Have you ever been standing at a corner, casually looking up as you wait to cross the street when you notice an anteater crawling down the signpost? 

Well, if you’re standing at the corner of Seventh and A Streets SE, we can explain this wildlife sighting (if you weren’t, email leads@hillrag.com with the breaking news!).

It, and the 19 other animal sculptures affixed to signposts all over the Hill, are part of the Capitol Hill Alphabet Animal Art Project (CHAAP).

It all began when Hill resident Stephen Young started walking around with his two young daughters. Passing the lettered street signs, he would say, “E! E is for Elephant! K! K is for kangaroo!”

And that’s when he had the idea to share the experience by installing sculptures on signposts. He came to the Capitol Hill Arts Workshop (CHAW) with the idea.

CHAW received a pilot grant from the District Department of Transportation (DDOT) in 2014 to fund 10 whimsical animals on the streets of Southeast. In 2019, DDOT, Eastern Market Main Street (EMMS) and the DC Community of the Arts and Humanities funded an additional ten sculptures around the Hill.  
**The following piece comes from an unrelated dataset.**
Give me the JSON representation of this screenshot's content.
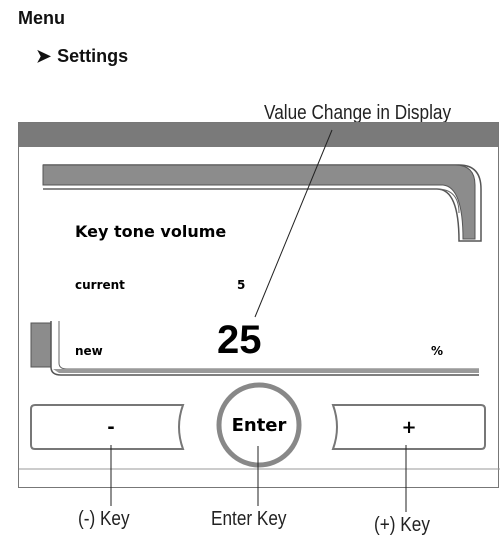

Not all are placed next to the first letter of their species. Some will teach letters, such as the Emu at Fifth and E Streets SE, but you’ll branch out into letter sounds when you notice the Narhals at Second Street and North Carolina (“There aren’t actually too many animals whose non-proper name starts with the letter “N,” so my options were narrowed down for me,” artist Undine Brod told the Post in 2021).

Learn more about CHAW and the project at chaw.org/projects.

Correction: An earlier version of this story referred to the sculpture at Seventh and A Streets SE as an aardvark rather than an anteater. We have corrected this error.